Ils avaient tonné, tempêté, grondé, fulminé… Pour finalement ne rien faire. Le gouvernement Bayrou est totalement déconnecté et perd pied, heureusement, il a ses deux béquilles. À sa gauche (centrisée), le Parti socialiste, à son extrême droite, le Rassemblement National. Pourtant, les dirigeants d’extrême droite n’ont pas manqué de mots assez durs envers Bayrou et son équipe : « menteur », « macroniste de la première heure »… Tout laisse à penser que le RN est un parti d’opposition, et on y croirait presque. Mais ses députés ont refusé de renverser le gouvernement, en dépit de leurs critiques. Notre brève.
Le RN, une opposition de façade
Tout avait pourtant bien commencé. Le 14 janvier dernier, le député d’extrême droite Jean-Philippe Tanguy a dénoncé à la tribune de l’Assemblée Nationale un gouvernement « mort-né », un macronisme qui « tond les classes moyennes et populaires », une gestion calamiteuse de l’immigration, bla bla bla… Dès le début du gouvernement Bayrou, Jordan Bardella avait annoncé la couleur : « pas de censure a priori ».

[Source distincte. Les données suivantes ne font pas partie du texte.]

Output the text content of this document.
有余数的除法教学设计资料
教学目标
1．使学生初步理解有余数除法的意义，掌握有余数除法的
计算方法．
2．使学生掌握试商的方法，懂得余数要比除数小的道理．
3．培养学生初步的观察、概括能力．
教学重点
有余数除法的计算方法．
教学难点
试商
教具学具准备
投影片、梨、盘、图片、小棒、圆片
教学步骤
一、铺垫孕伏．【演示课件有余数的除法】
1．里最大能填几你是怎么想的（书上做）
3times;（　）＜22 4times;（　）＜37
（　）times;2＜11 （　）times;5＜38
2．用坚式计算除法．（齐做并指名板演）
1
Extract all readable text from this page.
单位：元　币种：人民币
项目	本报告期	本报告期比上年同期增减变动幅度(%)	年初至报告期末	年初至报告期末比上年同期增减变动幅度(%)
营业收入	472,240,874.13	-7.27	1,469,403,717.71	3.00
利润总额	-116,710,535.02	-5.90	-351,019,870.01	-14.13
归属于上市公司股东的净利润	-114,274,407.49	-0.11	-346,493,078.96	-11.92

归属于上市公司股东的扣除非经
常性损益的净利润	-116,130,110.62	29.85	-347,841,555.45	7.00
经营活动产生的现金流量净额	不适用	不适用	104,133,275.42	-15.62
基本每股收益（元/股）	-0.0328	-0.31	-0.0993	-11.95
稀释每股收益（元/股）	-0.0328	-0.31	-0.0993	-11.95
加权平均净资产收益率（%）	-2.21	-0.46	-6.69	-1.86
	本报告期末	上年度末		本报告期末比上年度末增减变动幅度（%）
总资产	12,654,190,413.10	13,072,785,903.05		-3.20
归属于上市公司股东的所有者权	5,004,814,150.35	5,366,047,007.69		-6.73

Pourquoi ne pas censurer ? Le député Tanguy répond de lui-même : la famille politique de Bayrou « a les valeurs nécessaires au sursaut ». Oui : des valeurs communes cimentent de plus en plus le centre extrémisé et l’extrême droite. Après avoir dénoncé la mainmise des oligarques sur la Macronie, le député du Nord loue Bayrou et le MoDem, qui ont su « dénoncer les oligarques », pas très cohérent pour un « macroniste de la première heure » !
Pour aller plus loin : Décryptage – Censure : comment François Bayrou a enfumé le Parti Socialiste

Ainsi les espoirs du parti lepéniste sont « rachitiques » au sujet Bayrou, mais ils existent ! Le parti d’extrême droite dicte, comme du temps de Michel Barnier, ses conditions au gouvernement, sous peine de censure, une menace encore brandie par Bardella suite aux propos du ministre Rebsamen sur le Rassemblement National. Encore aujourd’hui, les représentants lepénistes font le tour des plateaux TV pour dicter leurs conditions, notamment sur le budget.
Ô surprise ! Ces conditions n’ont rien de très éloigné du programme macroniste : baisse des « charges » sur les entreprises, xénophobie d’État toujours plus assumée, mesures sécuritaires et répressives, inefficaces, en plus de faire un peu plus basculer le pays dans un régime autoritaire, etc. C’est pourquoi le discours du député Tanguy ressemble plus à une déclaration d’amour qu’à un discours d’opposition : « les mots de M.Retailleau sont les nôtres », a-t-il martelé. Cela semblait évident depuis des mois, c’est maintenant confirmé par les principaux intéressés.